Chaplaincy services have been cut in almost 40 per cent of NHS hospital trusts in England since 2009, according to new research.
Responding to the figures, a hospital chaplain leader commented: “If the hospital provides nothing for a person who has a religious faith then they’re failing that aspect of that person’s holistic care.”
According to the figures 39 per cent of acute hospital trusts – the groups that manage hospitals – have fewer chaplains in 2013 compared to 2009.
The research was carried out by BBC Local Radio using a Freedom of Information request to 163 acute hospital NHS trusts in England. Of those approached, 160 trusts responded.
The research found that 47 per cent of trusts had fewer chaplaincy hours while 25 per cent had increased hours.
Overall there had been a cut of 8.5 per cent in the number of chaplaincy hours at the trusts.
Revd Mark Burleigh, who is the president of the College of Healthcare Chaplains, said: “If that person’s illness is providing them with a religious crisis, or if the person is dying and the family is very anxious that someone should come and say prayers in line with that person’s faith, then it is part of the care offered by the hospital to ensure that that happens.

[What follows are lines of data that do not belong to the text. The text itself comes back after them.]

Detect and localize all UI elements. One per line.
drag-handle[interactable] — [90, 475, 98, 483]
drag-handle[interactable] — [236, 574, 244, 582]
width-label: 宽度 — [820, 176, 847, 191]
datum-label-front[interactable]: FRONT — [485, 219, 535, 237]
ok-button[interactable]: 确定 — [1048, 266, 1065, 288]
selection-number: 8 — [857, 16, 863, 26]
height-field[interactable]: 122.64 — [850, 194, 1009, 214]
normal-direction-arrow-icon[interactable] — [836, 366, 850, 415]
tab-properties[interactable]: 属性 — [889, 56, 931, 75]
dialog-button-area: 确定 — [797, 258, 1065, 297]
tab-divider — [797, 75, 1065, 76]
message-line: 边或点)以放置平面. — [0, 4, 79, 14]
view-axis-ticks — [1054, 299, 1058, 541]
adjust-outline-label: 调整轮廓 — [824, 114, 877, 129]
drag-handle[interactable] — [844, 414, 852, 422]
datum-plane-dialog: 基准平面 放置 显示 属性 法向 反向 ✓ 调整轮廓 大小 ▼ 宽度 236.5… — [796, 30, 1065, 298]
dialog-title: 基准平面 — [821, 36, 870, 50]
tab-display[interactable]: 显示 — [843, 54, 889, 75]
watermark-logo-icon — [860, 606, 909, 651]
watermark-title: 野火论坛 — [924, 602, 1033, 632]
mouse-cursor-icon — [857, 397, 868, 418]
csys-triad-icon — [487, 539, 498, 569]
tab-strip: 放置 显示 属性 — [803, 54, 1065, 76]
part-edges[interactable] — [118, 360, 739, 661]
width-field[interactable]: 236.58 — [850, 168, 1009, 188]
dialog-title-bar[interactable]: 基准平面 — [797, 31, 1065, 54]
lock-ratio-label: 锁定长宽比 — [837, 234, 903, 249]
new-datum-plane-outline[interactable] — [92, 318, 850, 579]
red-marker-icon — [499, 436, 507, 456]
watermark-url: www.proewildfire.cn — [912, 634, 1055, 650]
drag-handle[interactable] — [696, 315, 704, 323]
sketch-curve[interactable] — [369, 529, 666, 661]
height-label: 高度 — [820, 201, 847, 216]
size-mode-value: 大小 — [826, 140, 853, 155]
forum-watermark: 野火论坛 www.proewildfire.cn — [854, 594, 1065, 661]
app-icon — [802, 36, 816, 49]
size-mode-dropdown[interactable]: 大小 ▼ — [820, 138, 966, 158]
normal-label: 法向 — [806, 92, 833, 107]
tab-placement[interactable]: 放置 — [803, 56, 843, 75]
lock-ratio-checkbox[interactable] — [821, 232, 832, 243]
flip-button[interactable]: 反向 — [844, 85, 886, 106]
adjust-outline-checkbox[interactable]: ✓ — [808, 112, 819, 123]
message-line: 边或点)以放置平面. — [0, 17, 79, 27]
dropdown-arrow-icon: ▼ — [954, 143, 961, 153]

“One can’t rely on volunteers to come in in the middle of the night to provide those prayers.
“They need to be members of staff who are trained and equipped and who understand hospitals”, added Revd Burleigh, who is also lead chaplain at the University Hospitals of Leicester NHS Trust.
He commented that chaplaincy services need not be “immune” to wider NHS financial savings, “as long as the understanding remains that the chaplaincy service is a valuable part of the clinical care of the patient”.
The National Secular Society, which has campaigned against the current system of NHS chaplains, said: “There must be other ways of doing this.”
“If the churches and other religious bodies think chaplains are so important really they must make some other arrangement.”